An aside, I looked at margin.at, which is doing the annotations everywhere thing. But it seems to have no moderation system, doesn't allow replies to annotations, doesn't even allow editing or deleting your annotations right now. Why is this being built as a separate system with its own half-baked comment component instead of embedding an existing high quality discussion system from elsewhere in the atmosphere? Because atproto isn't the kind of protocol that even aspires that level of composability and also because nothing in the ecosystem as it stands has a good discussion system.
Henry Stanley 🔸 @ 2026-02-18T14:19 (+3)
Is there a risk of boiling the ocean here?
The 'community notes everywhere' proposal seems easy enough to build (I've been hacking away at a Chrome extension version of it). I'm not sure it makes sense to wait for personal computing to change fundamentally before trying to attempt this.
I agree that distribution is an issue, which I'm not sure how to solve.
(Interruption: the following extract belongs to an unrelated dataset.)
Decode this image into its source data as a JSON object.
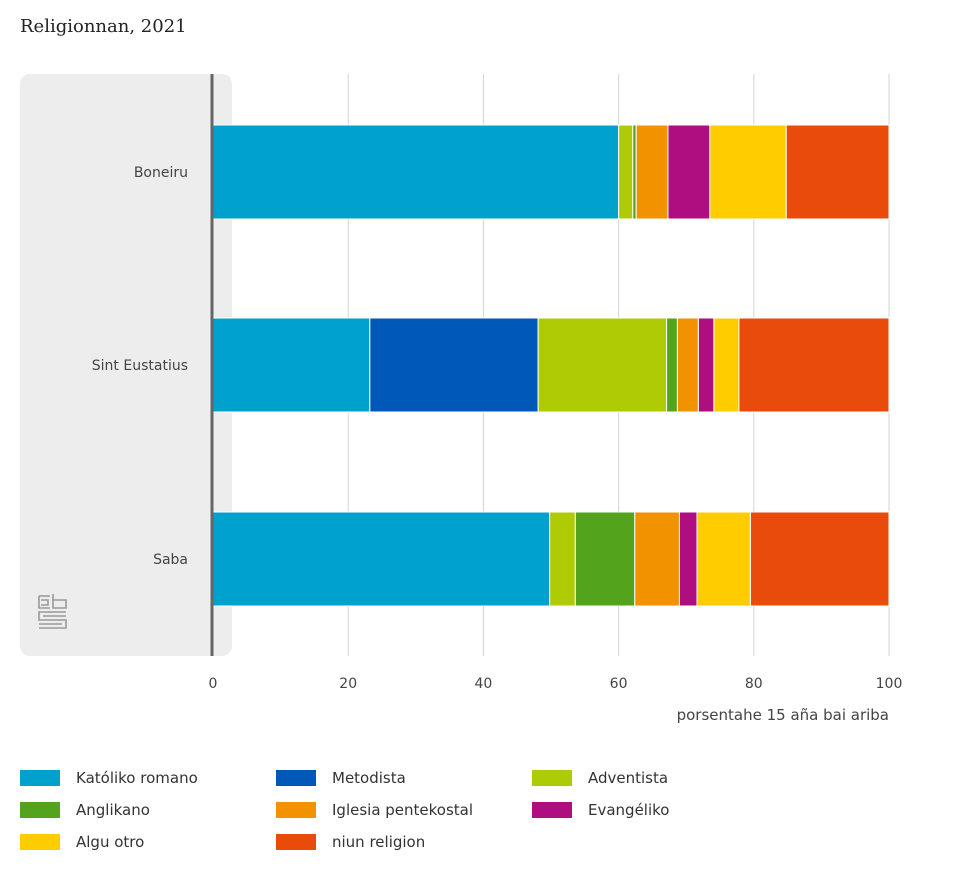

One approach might be to have a core group of users onboarded who annotate a specific subset of pages - like the top 20 posts on Hacker News - so that there's some chance of your notes being seen if you're a contributor. But I suppose this relies on getting that rather large core group of users (e.g. HN readers) to start using the product.
Alternatively you build the thing and hope that it gets adopted in some larger way, say it gets acquired by X if they want to roll out community notes to the whole web.